'A lot of waiting' for Zach Sieler, Baltimore Ravens draft pick from Pinckney and Ferris Sta
Nothing has ever come easily in Zach Sieler’s football career, so why should draft day be any different?
He was unrecruited coming out of Pinckney High School and had to prove himself as a walk-on at NCAA Division II Ferris State.
After turning himself into an All-America defensive lineman and NFL prospect, Sieler waited with family and friends at his home in Pinckney until there were only 19 picks remaining to get the call from the Baltimore Ravens.
Sieler was a seventh-round pick in the 2018 NFL Draft, going 238th overall out of 256 players who were selected between Thursday and Saturday.
A player for whom there have been no shortcuts to success kept the faith as the opportunities to be drafted started to dwindle.
“It was a lot of waiting,” Sieler said. “The rounds just started going on forever and forever. We stayed strong and it ended up happening, which is awesome. I had some family up here and some friends down from Ferris, guys I’ve been with four or five years.

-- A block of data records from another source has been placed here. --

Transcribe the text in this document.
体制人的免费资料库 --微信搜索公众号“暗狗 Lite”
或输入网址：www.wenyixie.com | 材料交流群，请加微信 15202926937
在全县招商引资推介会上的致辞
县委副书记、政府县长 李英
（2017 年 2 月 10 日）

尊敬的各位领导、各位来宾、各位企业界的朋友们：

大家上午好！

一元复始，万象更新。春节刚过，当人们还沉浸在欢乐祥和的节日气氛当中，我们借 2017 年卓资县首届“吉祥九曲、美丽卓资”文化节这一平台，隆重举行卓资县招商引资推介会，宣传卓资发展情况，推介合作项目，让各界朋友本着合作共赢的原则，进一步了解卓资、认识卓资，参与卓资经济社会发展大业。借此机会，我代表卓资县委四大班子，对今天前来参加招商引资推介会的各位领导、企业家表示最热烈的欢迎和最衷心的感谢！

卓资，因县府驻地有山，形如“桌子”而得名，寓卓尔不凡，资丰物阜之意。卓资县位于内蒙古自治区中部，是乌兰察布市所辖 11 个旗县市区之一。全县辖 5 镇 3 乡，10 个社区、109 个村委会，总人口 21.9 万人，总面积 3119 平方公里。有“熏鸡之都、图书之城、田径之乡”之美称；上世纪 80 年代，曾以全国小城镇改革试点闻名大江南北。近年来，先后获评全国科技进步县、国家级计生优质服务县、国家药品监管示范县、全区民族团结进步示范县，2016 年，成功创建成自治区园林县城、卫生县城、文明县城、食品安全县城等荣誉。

“We kept waiting and waiting and stayed confident. We had a plan and stuck to it. It’s just a blessing it finally happened.”
With the draft getting down to the final picks, Sieler was in contact with his agent about possible options for signing as an undrafted free agent.
The moment every football player dreams of came Saturday afternoon when his phone rang. On the other end was Baltimore general manager Ozzie Newsome.
Newsome, the architect of two Super Bowl-championship teams in Baltimore, made Sieler the final draft choice of his 22-year career with the Ravens. His first two picks, Jonathan Ogden and Ray Lewis in 1996, are pro football Hall of Famers.
“It was incredible,” Sieler said. “Obviously, during the draft, I wasn’t thinking about that. After that, I thought, ‘Wow, that was awesome.’”
There was pandemonium in the Sieler household when the call came.
“Everyone was just going nuts,” Sieler said. “Crying, screaming, everything you could think of just as you’d imagine.”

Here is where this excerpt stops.